In jeder Gaskammer konnten zeitgleich bis zu 2.000 Menschen getötet werden. Die Effizienz, mit der hier getötet wurde, wird vor Ort etwas anschaulicher, bleibt aber trotzdem unfassbar. Denn hier wurde ja ein kompletter industrieller Prozess der Tötung durchgeführt: Wie bei Schlachtvieh wurden hauptsächlich Juden aus dem gesamten von Deutschland besetzten Europa in Eisenbahnwaggons antransportiert und dann in streng geregelten Abläufen getötet.

Selbst die Baracken für die Zwangsarbeiter waren genormt. Ursprünglich waren sie als Pferdeställe geplant und wurden genormt und vorgefertigt angeliefert und hier aufgebaut.

Die meisten wurden nach dem Krieg hier abgebaut und u.a. im nahezu komplett zerstörten Warschau als Notunterkünfte genutzt. So sieht man hier meist nur noch die Grundmauern und Schornsteine.

Blick auf gemauerte Zwischenwände und Betten, die sich mehrere Insassen teilen mussten
In den Baracken von Auschwitz-Birkenau

Übrig geblieben sind ein paar steinerne Gebäude, unter anderem eine Unterkunft, in der Frauen gefangen gehalten wurden, die nicht mehr arbeitsfähig waren. Sie wurden hier nahezu ohne Nahrung eingesperrt, bis das Gebäude voll war und sie auf einmal vergast wurden.

Insgesamt waren rund 6.500 SS-Leute in Auschwitz im Einsatz. Von ihnen wurden in der Bundesrepublik lediglich 29 und in der DDR 22 verurteilt.
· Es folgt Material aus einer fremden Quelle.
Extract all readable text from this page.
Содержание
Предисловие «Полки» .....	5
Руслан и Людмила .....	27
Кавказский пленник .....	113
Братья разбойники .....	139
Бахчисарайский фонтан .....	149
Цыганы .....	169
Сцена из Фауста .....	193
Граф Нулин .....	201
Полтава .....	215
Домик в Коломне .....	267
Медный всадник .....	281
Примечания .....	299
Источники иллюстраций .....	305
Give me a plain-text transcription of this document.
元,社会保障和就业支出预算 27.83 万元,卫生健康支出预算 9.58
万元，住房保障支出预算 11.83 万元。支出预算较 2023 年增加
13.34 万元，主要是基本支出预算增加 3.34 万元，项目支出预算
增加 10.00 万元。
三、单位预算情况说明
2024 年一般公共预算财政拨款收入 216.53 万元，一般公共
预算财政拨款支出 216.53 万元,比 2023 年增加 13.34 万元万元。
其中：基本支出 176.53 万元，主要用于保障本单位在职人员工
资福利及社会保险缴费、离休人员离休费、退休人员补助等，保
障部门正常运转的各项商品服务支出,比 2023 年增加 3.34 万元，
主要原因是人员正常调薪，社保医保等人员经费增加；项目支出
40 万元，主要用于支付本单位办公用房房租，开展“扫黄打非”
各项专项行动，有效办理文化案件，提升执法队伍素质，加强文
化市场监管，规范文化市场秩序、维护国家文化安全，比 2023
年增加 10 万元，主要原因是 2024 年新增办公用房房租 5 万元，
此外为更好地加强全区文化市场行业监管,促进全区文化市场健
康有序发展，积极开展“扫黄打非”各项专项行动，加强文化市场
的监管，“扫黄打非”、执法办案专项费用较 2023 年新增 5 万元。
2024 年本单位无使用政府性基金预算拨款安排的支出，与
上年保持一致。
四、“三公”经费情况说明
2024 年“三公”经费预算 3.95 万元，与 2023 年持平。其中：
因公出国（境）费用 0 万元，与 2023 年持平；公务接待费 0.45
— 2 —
Aufschrift: "Dieser Ort sei allezeit ein Aufschrei der Verzweiflung und Mahnung an die Menschheit. Hier ermordeten die Nazis etwa anderthalb Millionen Männer, Frauen und Kinder. Die meisten waren Juden aus verschiedenen Ländern Europas. Auschwitz-Birkenau 1940-1945"
Erinnerungstafel in Auschwitz-Birkenau – die tafeln stehen da in allen Sprachen der Opfer

Quick Facts zur Gedenkstätte Auschwitz

Öffnungszeiten
Die Öffnungszeiten sind abhängig von der Jahreszeit und hier einsehbar.
In den Sommermonaten ist die Gedenkstätte von 8 bis 19 Uhr geöffnet.

Führungen
Man kann die dreieinhalb-stündigen Führungen (oder auch „one day study tours“) auf der offiziellen Website der Gedenkstätte Auschwitz in vielen Sprachen reservieren. Auch der Zutritt für Besucher, die auf eigene Faust das Gelände erkunden wollen und sich die Ausstellungen in den Baracken anschauen möchten, ist beschränkt – eine kostenfreie vorherige Reservierung ist auch hier nötig.

Eintritt
Besichtigung ohne Guide: kostenfrei
3,5-std. Führung: 75 Złoty (ca. 17 Euro)
One day study tour: 115 Złoty (ca. 26 Euro)

Weitere Informationen
Jede Menge Informationen zu Auschwitz gibt es auch auf der Website der Gedenkstätte.

Eines der Gebäude in der Nahaufnahme
Eine der Gebäude auf dem Gelände des Stammlagers

Wie kommt man mit Bus und Bahn nach Auschwitz?

Von Kattowitz aus fahren über den Tag verteilt (mit einer Lücke zwischen 8:24 Uhr und 11:33 Uhr) mehrere Lokalzüge direkt nach Oświęcim (Fahrtdauer: ca. 50 Minuten).

Von Krakau aus gehen ebenfalls Direktzüge etwa alle anderthalb Stunden in knapp zwei Stunden nach Oświęcim.

Busverbindungen gibt es bestimmt auch – die sind mir allerdings nicht bekannt.